Re: [PATCH] mm/swap_state: remove unnecessary lru_add_drain() from readahead
From: Shakeel Butt
Date: Mon Jun 08 2026 - 13:22:35 EST
On Mon, Jun 08, 2026 at 07:32:42AM -0700, Usama Arif wrote:
> swap_cluster_readahead() and swap_vma_readahead() end the readahead
> loop with an explicit lru_add_drain() call.

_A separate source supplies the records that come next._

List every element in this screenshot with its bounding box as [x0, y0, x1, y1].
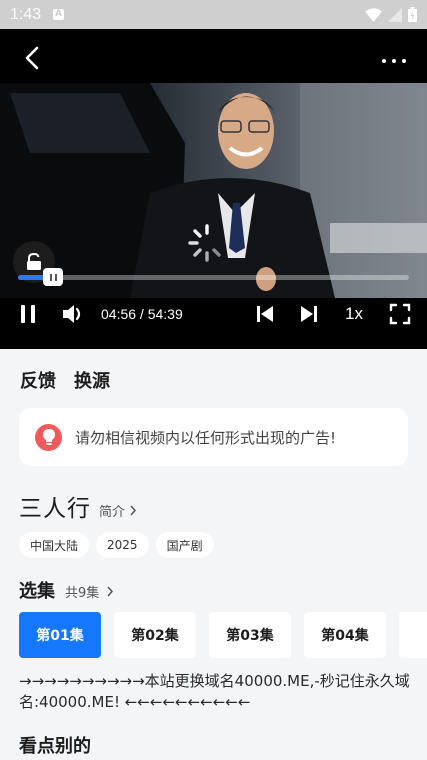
switch-source-tab[interactable]: 换源: [74, 367, 110, 393]
playback-time: 04:56 / 54:39: [101, 306, 183, 322]
intro-link[interactable]: 简介: [99, 501, 137, 520]
show-title: 三人行: [19, 496, 91, 522]
player-top-bar: [0, 29, 427, 83]
player-controls: 04:56 / 54:39 1x: [0, 295, 427, 335]
status-icons: [365, 7, 417, 22]
more-options-icon[interactable]: [381, 48, 407, 74]
seek-handle[interactable]: [43, 268, 63, 286]
ad-warning-notice: 请勿相信视频内以任何形式出现的广告!: [19, 408, 408, 466]
ad-warning-text: 请勿相信视频内以任何形式出现的广告!: [75, 428, 337, 447]
signal-icon: [388, 7, 402, 22]
loading-spinner-icon: [188, 224, 221, 262]
status-time: 1:43: [10, 5, 42, 23]
episode-button[interactable]: 第01集: [19, 612, 101, 658]
episode-count: 共9集: [65, 586, 100, 601]
pause-icon[interactable]: [18, 303, 38, 325]
battery-icon: [408, 7, 417, 22]
action-tabs: 反馈 换源: [20, 367, 110, 393]
episode-list[interactable]: 第01集 第02集 第03集 第04集: [19, 612, 427, 659]
video-frame[interactable]: [0, 83, 427, 298]
video-player[interactable]: 04:56 / 54:39 1x: [0, 29, 427, 349]
tag-genre: 国产剧: [155, 532, 214, 558]
show-title-row: 三人行 简介: [19, 489, 137, 523]
unlock-icon: [27, 253, 41, 270]
episode-button-partial[interactable]: [399, 612, 427, 658]
back-arrow-icon[interactable]: [20, 45, 46, 71]
episode-button[interactable]: 第02集: [114, 612, 196, 658]
chevron-right-icon: [107, 586, 114, 597]
episode-section-header[interactable]: 选集 共9集: [19, 577, 114, 603]
seek-bar[interactable]: [18, 268, 409, 286]
video-scene-image: [0, 83, 427, 298]
domain-change-notice: →→→→→→→→→→本站更换域名40000.ME,-秒记住永久域名:40000.…: [19, 672, 410, 711]
episode-button[interactable]: 第03集: [209, 612, 291, 658]
fullscreen-icon[interactable]: [389, 303, 411, 325]
volume-icon[interactable]: [61, 303, 85, 325]
previous-episode-icon[interactable]: [255, 303, 275, 325]
wifi-icon: [365, 7, 382, 22]
feedback-tab[interactable]: 反馈: [20, 367, 56, 393]
playback-speed-button[interactable]: 1x: [345, 304, 363, 324]
chevron-right-icon: [130, 505, 137, 516]
lightbulb-icon: [35, 423, 62, 451]
next-episode-icon[interactable]: [299, 303, 319, 325]
status-bar: 1:43 A: [0, 0, 427, 29]
episode-heading: 选集: [19, 581, 55, 602]
episode-button[interactable]: 第04集: [304, 612, 386, 658]
tag-year: 2025: [96, 532, 149, 558]
tag-region: 中国大陆: [19, 532, 90, 558]
show-tags: 中国大陆 2025 国产剧: [19, 532, 214, 558]
detail-panel: 反馈 换源 请勿相信视频内以任何形式出现的广告! 三人行 简介 中国大陆 202…: [0, 349, 427, 760]
recommend-heading: 看点别的: [19, 736, 91, 757]
notification-icon: A: [53, 9, 65, 20]
intro-label: 简介: [99, 505, 126, 520]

That drain is a leftover
> from 2.6.12 era code and serves no functional purpose for the callers:
>
> - do_swap_page() ignores LRU residency for the readahead folios;
> it only needs the target folio it called swapin_readahead() for,
> and if the write-fault path needs the target folio on the LRU to count
> references accurately, it runs its own lru_add_drain() at the
> wp_can_reuse_anon_folio() and do_swap_page() sites.
>
> - shmem_swapin_cluster() immediately locks the returned folio, waits
> for writeback, then operates on it - LRU residency of either the target
> or the readahead folios is irrelevant.
>
> - try_to_unuse() likewise locks the folio and calls unuse_pte() without
> depending on LRU presence.
>
> Folios newly added to the swap cache by the readahead loop sit in
> the per-CPU LRU folio_batch and will be drained naturally as the
> batch fills (FOLIO_BATCH_SIZE),by the next reclaim/compaction
> lru_add_drain_all() and so on. The unconditional drain only
> synchronously flushes a partial batch and forces contention on
> lruvec_lock.
>
> On a 176-CPU production host running a memory-pressured workload, this
> path was observed to call folio_batch_move_lru() from
> swap_cluster_readahead() ~28K/min, a very large source of LRU lock
> traffic.
>
> This is a direct continuation of the cleanup started in commit
> 1aa43598c03b ("mm: remove unnecessary calls to lru_add_drain") which
> removed the equivalent drain from free_pages_and_swap_cache() with
> the same rationale. A detailed reasoning for this is present in [1].
>
> Remove both drains.
>
> [1] https://lore.kernel.org/all/dca2824e8e88e826c6b260a831d79089b5b9c79d.camel@xxxxxxxxxxx/T/#u
>
> Signed-off-by: Usama Arif <usama.arif@xxxxxxxxx>
Acked-by: Shakeel Butt <shakeel.butt@xxxxxxxxx>
Thanks for pushing this. JP was also looking into LRU lock contention sources.
Particularly we lack visibiluty into the lru_add_drain_all() callers. The idea
was to add tracepoints to tracks such callers. (Just nudging you towards it :P)